Estamos ante un bellísimo thriller cuya materia prima es el bricolaje, esa pasión a la que se entrega -con la mente en blanco- un altísimo porcentaje de varones occidentales del siglo XXI. (Quizá sean los mismos hombres que dejan la sesera con los videojuegos, perdón por la digresión). Después de ver The Killer, tus visitas a las grandes tiendas de bricolaje se convertirán en una pesadilla si te da por pensar que ese desconocido de al lado, que acaba de comprar un taladro o una radial, te puede decapitar en su impecable garaje de su adosado sin que nadie se entere.

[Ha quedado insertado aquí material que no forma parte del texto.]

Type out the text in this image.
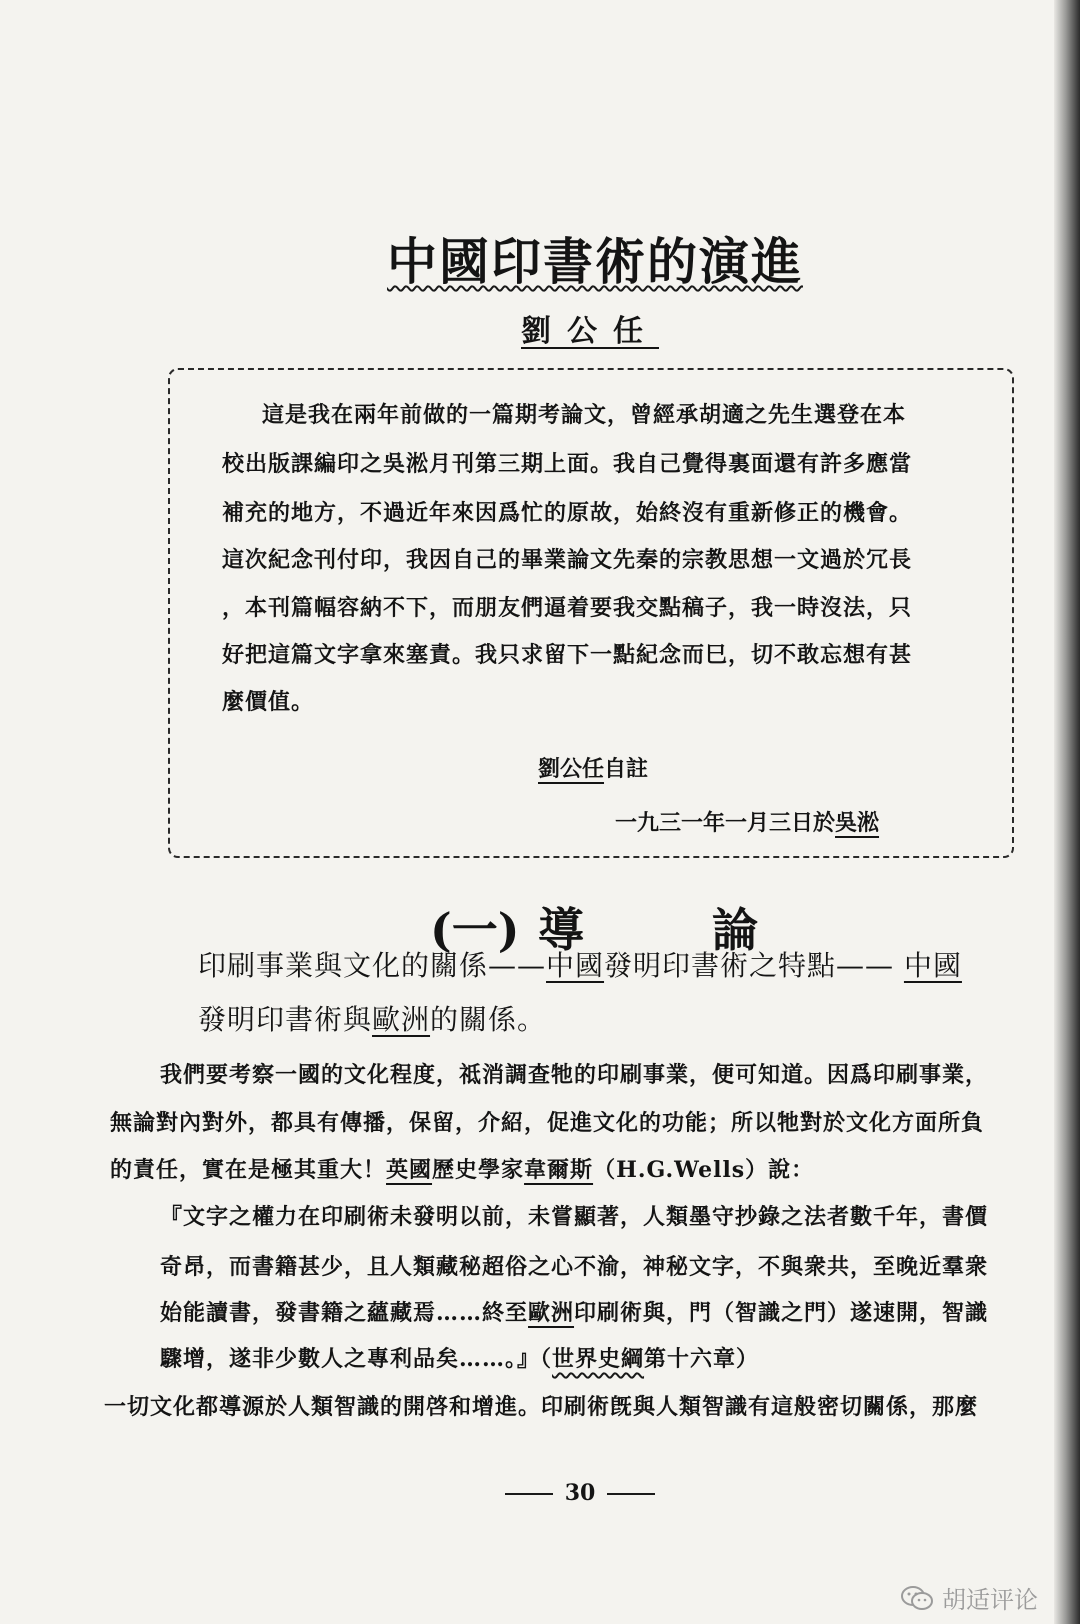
中國印書術的演進
劉公任
這是我在兩年前做的一篇期考論文，曾經承胡適之先生選登在本
校出版課編印之吳淞月刊第三期上面。我自己覺得裏面還有許多應當
補充的地方，不過近年來因爲忙的原故，始終沒有重新修正的機會。
這次紀念刊付印，我因自己的畢業論文先秦的宗教思想一文過於冗長
，本刊篇幅容納不下，而朋友們逼着要我交點稿子，我一時沒法，只
好把這篇文字拿來塞責。我只求留下一點紀念而巳，切不敢忘想有甚
麼價值。
劉公任自註
一九三一年一月三日於吳淞
(一) 導	論
印刷事業與文化的關係——中國發明印書術之特點—— 中國
發明印書術與歐洲的關係。
我們要考察一國的文化程度，祗消調查牠的印刷事業，便可知道。因爲印刷事業，
無論對內對外，都具有傳播，保留，介紹，促進文化的功能；所以牠對於文化方面所負
的責任，實在是極其重大！英國歷史學家韋爾斯（H.G.Wells）說：
『文字之權力在印刷術未發明以前，未嘗顯著，人類墨守抄錄之法者數千年，書價
奇昂，而書籍甚少，且人類藏秘超俗之心不渝，神秘文字，不與衆共，至晚近羣衆
始能讀書，發書籍之蘊藏焉……終至歐洲印刷術與，門（智識之門）遂速開，智識
驟增，遂非少數人之專利品矣……。』（世界史綱第十六章）
一切文化都導源於人類智識的開啓和增進。印刷術旣與人類智識有這般密切關係，那麼
30
胡适评论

Este es el viaje que propone David Fincher a través Michael Fassbender, un asesino a sueldo amoral y gélido, que ejecuta sus trabajos con una pulcritud mareante. Y ya.
Los 120 minutos de The Killer están dosificados y fotografiados con fascinante precisión, en los que el pobre Michael Fassbender apenas habla. Solo oímos su voz interior repitiéndo una letanía nihilista, una suerte de decálogo del sicario chic, que nunca falla, que no siente nada, que no se apega a nadie y que hace yoga como un maestro paquistaní.
Su actuación se limita a ejecutar una coreografía milimétrica; hacer movimientos mecánicos con cara de palo. Monta y desmonta armas, entra y sale de hoteles, sube y baja de aviones, dispara y asesina con la frialdad de un empleado de matadero. Esta adaptación del comic del francés de Alexis “Matz” Nolent resulta una brillante e inquietante reflexión sobre el motor desestabilizador de la venganza y las trampas del autoengaño. Todo ello interesante, pero una vez pasados los primeros 30 minutos de un brutal arranque, la película se deja caer por un exquisito barranco visual que acaba en bucle repetitivo (y muchos guiños para la cinefilia).
The Killer es héroe con tics de videojuego. Es un arquetipo que transita por los caminos trillados del lobo solitario anglosajón: un témpano que recorre el mundo asesinando y al que espera una novia (que no dice ni una palabra) en su mansión del Caribe. Puede ser un James Bond que se ha convertido en mercenario, un sicario rubio que conecta con el aislamiento de los incels y la obsesión de los survivalistas por las armas y los dogmas del aislamiento. en efecto, una obra que retrata el alma del hombre blanco del siglo XXI, un tipo silencioso y poco evolucionado.